Controlling of internal processes on estuarine sediment dispersal:
internal hydraulic jump and enhanced turbulence mixing
Jiaxue Wu, Huan Liu & Chaoyu Wu
Research Center of Coastal Ocean Science and Technology, Sun Yat-sen University,
Guangzhou 510275, China.
E-mail: jesse-wu@tongji.edu.cn (J. Wu)
Abstract
Two important processes associated with estuarine sediment transport will be
examined in this presentation, i.e. internal hydraulic jump and benthic boundary layer
dynamics. Field investigations were undertaken into the river plume generated by the
Herbert River, Australia, following a moderate flood event induced by Cyclone Fritz
in 2004. The forced plume experiences an abrupt transition from supercritical to
subcritical via an internal hydraulic jump, as defined by a mode-1 internal Froude
number computed using the phase speeds from the Taylor-Goldstein equation. The
hydraulic theory of a two-layer stratified flow was used to identify the plume shape
and the mechanical energy loss within the jump. The hydraulic jump energy loss is
primarily transferred to the buoyancy-driven potential energy, uplifting the river
plume. Intense stratification decreases the bottom stress, damping the resuspension.

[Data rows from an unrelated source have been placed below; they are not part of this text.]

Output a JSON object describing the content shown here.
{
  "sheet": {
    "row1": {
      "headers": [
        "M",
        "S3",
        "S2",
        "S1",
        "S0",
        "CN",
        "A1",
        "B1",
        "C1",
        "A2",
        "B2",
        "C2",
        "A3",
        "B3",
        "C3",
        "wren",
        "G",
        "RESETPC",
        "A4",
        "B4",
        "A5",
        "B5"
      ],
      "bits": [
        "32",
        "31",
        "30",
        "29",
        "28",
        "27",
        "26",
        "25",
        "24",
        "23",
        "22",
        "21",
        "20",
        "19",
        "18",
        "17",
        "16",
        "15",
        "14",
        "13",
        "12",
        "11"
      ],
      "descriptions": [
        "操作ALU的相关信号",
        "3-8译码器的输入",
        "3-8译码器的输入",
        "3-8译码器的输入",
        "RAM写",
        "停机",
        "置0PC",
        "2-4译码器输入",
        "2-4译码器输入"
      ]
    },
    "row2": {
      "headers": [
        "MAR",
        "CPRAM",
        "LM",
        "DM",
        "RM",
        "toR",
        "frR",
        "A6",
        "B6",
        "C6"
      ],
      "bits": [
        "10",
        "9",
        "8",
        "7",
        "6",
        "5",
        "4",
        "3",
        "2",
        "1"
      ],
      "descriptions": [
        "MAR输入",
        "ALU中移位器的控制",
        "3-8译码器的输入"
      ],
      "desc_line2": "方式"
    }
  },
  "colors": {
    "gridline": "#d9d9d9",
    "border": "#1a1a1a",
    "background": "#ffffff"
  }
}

Therefore, a separative nepheloid dispersal system occurs at the jump section. Both
the upper and lower nepheloid flows are confined to the inner shelf, but have different
dispersal behaviors and mechanisms. The upper nepheloid flow, which is primarily
controlled by advection and settling, satisfies an exponential decay law of the total
suspended sediment concentrations versus the offshore distance. The lower nepheloid
flow dominated by deposition is detached seaward near the lift-off point of the river
plume.
A bottom-mounted instrumental tripod was deployed in the tidally energetic Zhujiang
(Pearl River) Estuary to examine the contrasting properties of the bottom boundary
layer (BBL) flows between estuarine and tide-affected river systems. Three aspects of
the BBL flows were discussed to understand the mechanism of the turbulence
responses to the large-scale ambient forcing: the flow structures (profile, anisotropy,
and spectra), shearing strains and stresses, and the balance of turbulent kinetic energy
(TKE). Single log-law profiles and turbulence anisotropy predominated in the two
systems, but the non-log regime and stronger anisotropy occurred more frequently at
the slack tide in the estuary. The ADV-based turbulence intensities and shearing
strains both exceeded their low-frequency counterparts (frictional velocity and mean
shear) derived from the logarithmic law. On the contrary, the ADV-based Reynolds
stress was smaller than the bottom stress, so the hypothesis of a constant stress layer
can not be well satisfied, especially in the river. The bandwidth of the inertial
subrange in the river was of one decade larger than in the estuary. The balance
between shear production and viscous dissipation was better achieved in the straight
river. This first-order balance was significantly broken in the estuary and in the
meandering river, by non-shear production/dissipation due to wave-induced
fluctuations or sediment-induced stratification. All these disparities between two
systems in turbulence properties are essentially controlled by the anisotropy induced
by the large-scale processes such as secondary currents, stratification. In conclusion,
the intensity of acceleration of unsteady flows determines the profile structure of the
BBL flow, and the degree of turbulence anisotropy results in the invalidation of the
phenomenological relations such as the constant stress hypothesis and the balance of
TKE production and dissipation.
Keywords: river plume, sediment transport, internal hydraulic jump, bottom boundary
layer, turbulence mixing.
This material was based upon work supported by the National Natural Science
Foundation of China under Grant No 40676054 and 40306016.